The Many Facets to Porcelain Signs – FAQs

Porcelain Signs

For about seven decades, since the 1880s, porcelain signs were acknowledged to be the ultimate in advertising especially where these were fixed outdoors. The signs were durable, weatherproof and stood well against the ravages of nature. In the 1950s the making of porcelain signs have been totally stopped adding value as antique to the ones that are already in existence. However because of their traditional significance, there have been attempts to replicate them and many such fraudulent signs that are not the same as their original counterparts are being offered for sale. Collectors should be aware of the fakes floating around in the market.

  • What is the history of porcelain signs – Porcelain signs originated in Germany and were introduced in the USA around the 1890s. The first company that made these signs was Enamel Iron Company in Pennsylvania and others such as Ingram-Richardson and Baltimore Enamel & Novelty soon followed suit. However, the know-how to produce porcelain signs was not initially available in the USA and labour and skilled workers had to be brought in from Germany and England.
  • What was the manufacturing process – The process of making porcelain signs was quite intricate in nature and required a great deal of professional expertise. The base material was called rolled iron and contrary to popular perception was not steel. Porcelain enamel is simply another name for powdered glass that has been fused on to the rolled iron. The different colours of the sign were made layer by layer. First, a coat of just one colour was fired onto the base of powdered glass. The different areas that would require various colours would then be stencilled on the base coat. Once this demarcation was done, each coat of colour would simply be fired one on top of the other as per the stencilled areas until the whole picture was complete.

It was a meticulous process and several colours needed to be painstakingly fused one on top of another.
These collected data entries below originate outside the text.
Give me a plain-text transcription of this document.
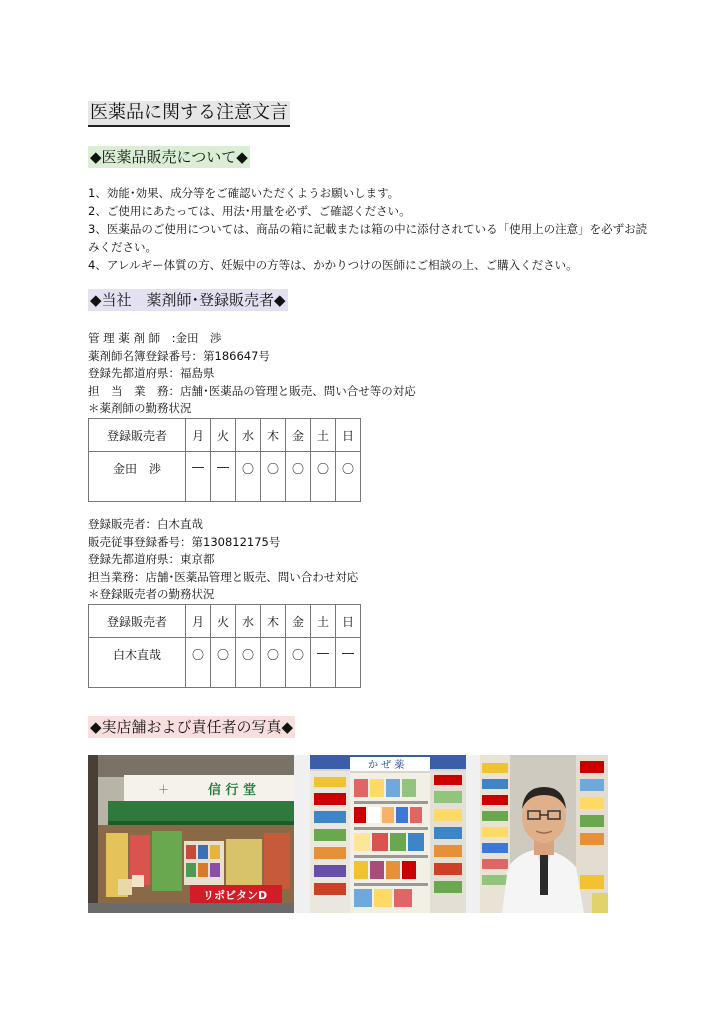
医薬品に関する注意文言
◆医薬品販売について◆

1、効能･効果、成分等をご確認いただくようお願いします。

2、ご使用にあたっては、用法･用量を必ず、ご確認ください。

3、医薬品のご使用については、商品の箱に記載または箱の中に添付されている「使用上の注意」を必ずお読みください。

4、アレルギー体質の方、妊娠中の方等は、かかりつけの医師にご相談の上、ご購入ください。

◆当社　薬剤師･登録販売者◆

管 理 薬 剤 師　:金田　渉

薬剤師名簿登録番号：第186647号

登録先都道府県：福島県

担　当　業　務：店舗･医薬品の管理と販売、問い合せ等の対応

＊薬剤師の勤務状況

登録販売者	月	火	水	木	金	土	日
金田　渉	―	―	〇	〇	〇	〇	〇

登録販売者：白木直哉

販売従事登録番号：第130812175号

登録先都道府県：東京都

担当業務：店舗･医薬品管理と販売、問い合わせ対応

＊登録販売者の勤務状況

登録販売者	月	火	水	木	金	土	日
白木直哉	〇	〇	〇	〇	〇	―	―
◆実店舗および責任者の写真◆
＋	信 行 堂
リポビタンD
か ぜ 薬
The making of porcelain signs was so precise and accurate that the old signs still available in the market are considered works of art and command a high premium.

  • What are most in-demand signs today for collectors – Porcelain signs were widely used for in-store marketing in the early and mid 19th century and some famous ones like those of Coca Cola achieved iconic status. Today of course businesses in say Australia would have simply taken the help of a web development company in Melbourne or availed digital marketing services in Melbourne for all their advertising needs at the click of a button.

Porcelain signs from those times can be categorised into two – the first was the automobile sector that also had petroleum companies and in-store advertising that included tobacco, paints and varnishes and the food industry. Stove companies in those times did massive business and their porcelain sign advertising is legendary. Companies included Peninsular, National and Round Oak in Michigan. These are some of the most sought after signs for collectors today.

Even though making of porcelain signs have ceased because of their high manufacturing cost and the advent of digital forms of advertising, they are still a prized item for collectors.

Porcelain Signs – Treasured Collectibles

Treasured Collectibles

Porcelain as an advertising medium is today out of fashion, making the few reaming ones a highly prized collectors’ item. Beginning from the 1880s and right up to the 1950s, porcelain signs were almost synonymous with outdoor advertising signage, purely because they were highly durable and weather resistant. Porcelain signs originated in Germany and were later imported into the USA. Such signs were painstakingly made by master craftsmen in Germany and had layers of powdered glass fused colour upon individual colour on a base of heavy rolled iron. These were then cut into required shape and today are considered works of art.

Their rarity is what has added value to the few ones still in circulation and often auctioned by antique dealers around the world. Porcelain signs, also known as enamel signs have been used by top business and manufacturing industries to advertise their range of products, from motor oil to tyres, from cigars to soda pop and even telephone booths.

Even though the technical knowhow for porcelain signs were imported to the USA from Germany, the 1920s and 30s saw it taking on a distinct American flavour. The stencils of the original manufacturing process were replaced by silkscreen printing and the iron backing was replaced by steel. One of the renowned makers of porcelain signs in the USA was Tennessee Enamel of Nashville, accredited with making a large number of porcelain signage for Coca Cola.

By the 1940s, making of the signs had almost stopped and the ones remaining were affected by crazing or acid etching from polluted environments. However, the death knell of porcelain signs was rung by the World War II. Demand for metal was at an all-time high and porcelain signs were simply melted down for the base metal that went into the war effort. After the War, it was found that porcelain signs were simply too expensive to make and their production was totally abandoned.

For collectors, a number of factors determine the price of porcelain signs. These include the rarity, demand, design, brand, size and condition. Age is not a factor as other things being constant, one that is 5 or 10 years older than the other does not count for much.